By: Rebecca Kanthor
PLASTICS NEWS CORRESPONDENT
December 26, 2013
SHANGHAI — When many consumers think of plastic, Tupperware comes to mind. Thanks to the company's direct sales strategy, the famously kitschy Tupperware parties that were popular in the 1950s and still go on today; perhaps no plastic brand occupies a bigger place in American pop culture.
But Tupperware's design team is not stuck in the past. David Kusuma, vice president of product development and R&D worldwide at Tupperware Brands Corp., says the company's innovation continues.
Speaking at the Society of Plastics Engineers' first China conference, held Dec. 11-12 in Shanghai, Kusuma shared with attendees how Tupperware is experimenting with plastics as it looks to the future.
"Plastic as a material remains Tupperware's focus," Kusuma told Plastics News in an interview after his talk. "Plastics is one of the most versatile materials. You can go from soft to hard, from high temperature to low temperature. I mean, it has a wide range of possibilities."
He said the company is not out searching for new materials. "We look more at the product solution and the material is part of that in order to solve that problem."
Pressure from consumers and exciting new innovations have led the company to look into bio-based plastics. Tupperware has launched several biomaterial products in the past to test the market.
"They've all been well received," Kusuma said. "We have a consumer base that is very much expecting us to go into this area."
But he added that the company is not completely sold on biomaterials.
"I should mention," he continued, "that in life-cycle assessments that we have done, some also point to the fact that not all biopolymers are necessarily earth-friendly. … It turns out its carbon footprint could be higher than other raw materials. So you really have to look at it one at a time."

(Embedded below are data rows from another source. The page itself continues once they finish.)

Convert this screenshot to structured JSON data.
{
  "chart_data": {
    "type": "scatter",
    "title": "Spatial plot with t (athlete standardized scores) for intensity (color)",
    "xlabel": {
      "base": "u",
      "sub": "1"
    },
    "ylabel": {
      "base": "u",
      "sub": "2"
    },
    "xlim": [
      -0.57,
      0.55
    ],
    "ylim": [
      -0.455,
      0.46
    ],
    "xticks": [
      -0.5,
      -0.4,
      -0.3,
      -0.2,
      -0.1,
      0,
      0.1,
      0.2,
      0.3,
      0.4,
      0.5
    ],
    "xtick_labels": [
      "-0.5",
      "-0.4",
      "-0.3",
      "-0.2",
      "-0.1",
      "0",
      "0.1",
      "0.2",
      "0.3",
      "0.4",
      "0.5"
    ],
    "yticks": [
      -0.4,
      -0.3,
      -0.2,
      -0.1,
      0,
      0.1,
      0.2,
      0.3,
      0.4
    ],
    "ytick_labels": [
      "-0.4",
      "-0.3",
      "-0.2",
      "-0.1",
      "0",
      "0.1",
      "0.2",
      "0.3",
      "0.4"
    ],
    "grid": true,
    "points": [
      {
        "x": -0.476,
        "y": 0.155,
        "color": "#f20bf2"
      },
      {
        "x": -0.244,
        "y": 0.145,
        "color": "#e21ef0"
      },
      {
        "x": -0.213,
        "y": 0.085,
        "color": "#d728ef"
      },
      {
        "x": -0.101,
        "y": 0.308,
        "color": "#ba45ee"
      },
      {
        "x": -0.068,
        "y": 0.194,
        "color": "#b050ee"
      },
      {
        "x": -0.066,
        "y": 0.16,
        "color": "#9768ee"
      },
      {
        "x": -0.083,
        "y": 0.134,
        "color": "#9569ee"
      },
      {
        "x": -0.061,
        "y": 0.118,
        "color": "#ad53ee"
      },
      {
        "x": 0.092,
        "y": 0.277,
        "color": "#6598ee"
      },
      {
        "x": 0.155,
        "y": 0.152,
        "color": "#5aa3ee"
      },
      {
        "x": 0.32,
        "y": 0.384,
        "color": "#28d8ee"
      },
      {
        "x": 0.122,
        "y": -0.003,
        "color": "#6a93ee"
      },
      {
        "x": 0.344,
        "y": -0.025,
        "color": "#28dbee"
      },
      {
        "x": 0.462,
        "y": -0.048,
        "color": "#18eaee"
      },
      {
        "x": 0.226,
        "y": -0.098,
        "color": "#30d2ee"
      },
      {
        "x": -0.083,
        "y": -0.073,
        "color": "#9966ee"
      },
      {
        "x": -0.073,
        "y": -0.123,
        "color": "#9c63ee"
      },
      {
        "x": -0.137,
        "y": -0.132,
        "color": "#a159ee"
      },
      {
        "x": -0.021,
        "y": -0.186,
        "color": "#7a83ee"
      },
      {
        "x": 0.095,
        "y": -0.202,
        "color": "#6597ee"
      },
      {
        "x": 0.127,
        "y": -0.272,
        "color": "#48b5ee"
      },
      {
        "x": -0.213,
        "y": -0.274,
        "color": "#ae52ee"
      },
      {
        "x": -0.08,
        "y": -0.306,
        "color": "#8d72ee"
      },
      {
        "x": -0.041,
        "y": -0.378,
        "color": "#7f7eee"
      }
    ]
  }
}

Speaking of environmental issues, Kusuma challenged the perception that plastics are bad for the environment.
"We consider ourselves to already be very environmentally friendly because our products are designed for long use. We've even done lifecycle assessments on our products vs. limited life products, and there is a really big difference in less use of energy [and] less carbon footprint," he said.
Tupperware products are known for their durability, and Kusuma said customers pass down their sets from generation to generation. In some markets, Tupperware products have a lifetime warranty.
The company has done well developing products for specific local markets, he said, including kimchi containers in Korea, kimono keepers in Japan, and masala containers in India.
One example of a highly successful product Tupperware launched was cheese containers. The containers featured a semi-permeable membrane that helped manage the moisture content of the cheese in a refrigerated state.
"The science is very simple," Kusuma said. "It is basically moving moisture from an area of high vapor pressure to an area of low vapor pressure," But simple science translated into big sales. "It quickly became the No. 1 product in Europe, our most mature market at the time, for a while," he said.
As for current projects, Kusuma remained coy. "I'm excited about a lot of things. Can't talk about many — that's the problem." He did mention that Tupperware is currently working on projects requiring material solutions and multi-component molding.
In his presentation to conference attendees, he gave a peek behind the scenes to share several projects that the R&D team is researching. Each was related to the four strategic target issues for consumers that the company has identified to help focus the company's design direction: health, organization, money, and environment.
One research project that piqued the interest of attendees was how to apply the lotus effect in plastics. The lotus flower leaf has self-cleaning and water-repelling capabilities that have long fascinated researchers, including those working on plastic applications. Kusuma said the idea of self-cleaning kitchenware is alluring, but he is unsure about the quality of the results.
"You can achieve it provided that you like the results," he said. "You have to qualify it. You heard questions of durability, it is a big issue." He shared the example at the conference to see if others were working on the same problem. Judging from the audience response, there were more than a few.
"It's one of the interesting topics, but there are so many of them and there are a lot more innovative things that are a lot more real," he said.
He said Tupperware aims for a 50 percent success rate in projects at the R&D stage.
"We have a very detailed R&D strategy and we just tackle it one year at a time," Kusuma said.